M.B. : Oui, le plus simple en effet est de donner quelques exemples. Les salaires sont totalement transparents chez Agronutris, la politique de rémunération qui détermine les augmentations et la politique des salaires est décidée par un collectif incluant six salariés élus par leurs pairs. Ce mode de fonctionnement existe aussi pour les investissements, le recrutement, etc., ce qui permet à chacun de devenir acteur de la gouvernance de l’entreprise. Autre exemple, celui des bureaux tournants sur tirage au sort tous les 4 mois, cela permet entre autres de nouvelles expériences collaboratives. Nous appliquons le principe de subsidiarité, chacun décide quelle est la bonne configuration pour résoudre une problématique, seul ou à plusieurs.

Il s’agit d’un système très agile, basé sur l’autonomie, il n’y a pas besoin de 15 000 autorisations pour décider dans une organisation plate de ce type. L’équité, l’égalité tout comme le respect de la parité et de la diversité sont des principes intégrés dans cette vision systémique de l’entreprise. Chaque année, un montant identique d’actions gratuites est distribué à chacun ; les systèmes sociaux, mutuelles, prévoyance sont alignés, avec droits et couvertures identiques. Nous sommes également une entreprise à missions et sommes en train de mettre en place le comité de mission.

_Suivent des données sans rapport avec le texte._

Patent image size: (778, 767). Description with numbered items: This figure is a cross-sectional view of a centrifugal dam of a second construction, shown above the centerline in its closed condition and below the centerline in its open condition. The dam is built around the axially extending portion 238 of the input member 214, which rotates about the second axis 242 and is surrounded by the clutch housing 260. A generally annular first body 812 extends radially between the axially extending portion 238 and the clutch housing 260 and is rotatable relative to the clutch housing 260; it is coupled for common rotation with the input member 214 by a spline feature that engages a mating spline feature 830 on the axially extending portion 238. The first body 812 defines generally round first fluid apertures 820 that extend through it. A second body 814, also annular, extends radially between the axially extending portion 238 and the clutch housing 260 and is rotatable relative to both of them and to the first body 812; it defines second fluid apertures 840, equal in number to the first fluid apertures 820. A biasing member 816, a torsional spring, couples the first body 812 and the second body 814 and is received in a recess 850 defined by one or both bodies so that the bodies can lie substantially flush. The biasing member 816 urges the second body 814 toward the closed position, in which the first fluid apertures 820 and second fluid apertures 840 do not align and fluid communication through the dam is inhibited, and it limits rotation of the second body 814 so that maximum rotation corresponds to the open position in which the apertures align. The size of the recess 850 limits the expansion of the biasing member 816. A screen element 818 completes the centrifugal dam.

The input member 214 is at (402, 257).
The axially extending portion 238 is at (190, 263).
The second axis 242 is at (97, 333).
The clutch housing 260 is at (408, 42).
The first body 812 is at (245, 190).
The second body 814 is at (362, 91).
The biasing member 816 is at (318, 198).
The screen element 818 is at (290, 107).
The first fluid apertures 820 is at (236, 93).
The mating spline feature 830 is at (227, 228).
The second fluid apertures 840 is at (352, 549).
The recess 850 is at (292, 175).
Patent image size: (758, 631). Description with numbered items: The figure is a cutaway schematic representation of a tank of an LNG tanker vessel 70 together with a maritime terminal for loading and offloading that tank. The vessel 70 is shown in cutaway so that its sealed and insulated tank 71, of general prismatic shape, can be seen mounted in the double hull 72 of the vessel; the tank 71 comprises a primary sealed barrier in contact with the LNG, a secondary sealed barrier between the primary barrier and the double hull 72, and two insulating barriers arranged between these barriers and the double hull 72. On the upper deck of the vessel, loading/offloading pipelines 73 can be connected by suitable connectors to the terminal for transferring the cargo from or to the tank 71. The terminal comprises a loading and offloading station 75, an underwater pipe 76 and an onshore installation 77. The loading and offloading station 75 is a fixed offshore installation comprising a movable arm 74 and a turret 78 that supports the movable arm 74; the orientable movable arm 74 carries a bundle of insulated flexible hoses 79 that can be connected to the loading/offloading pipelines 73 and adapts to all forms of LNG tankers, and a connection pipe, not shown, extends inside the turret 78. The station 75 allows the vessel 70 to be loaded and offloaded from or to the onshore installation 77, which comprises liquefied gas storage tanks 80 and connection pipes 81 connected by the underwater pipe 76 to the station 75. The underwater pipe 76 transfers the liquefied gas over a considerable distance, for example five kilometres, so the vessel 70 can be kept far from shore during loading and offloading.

L’alimentation humaine est-elle définitivement oubliée ?

M.B. : Nous avons vocation à aller dans l’alimentation humaine, mais la règle est de concentrer notre énergie là où la réglementation est claire. Nous avons cependant gardé notre dossier « Novel Food » actif auprès de la commission européenne. Nous sommes la seule entreprise française à être autorisée à commercialiser ces produits en Europe.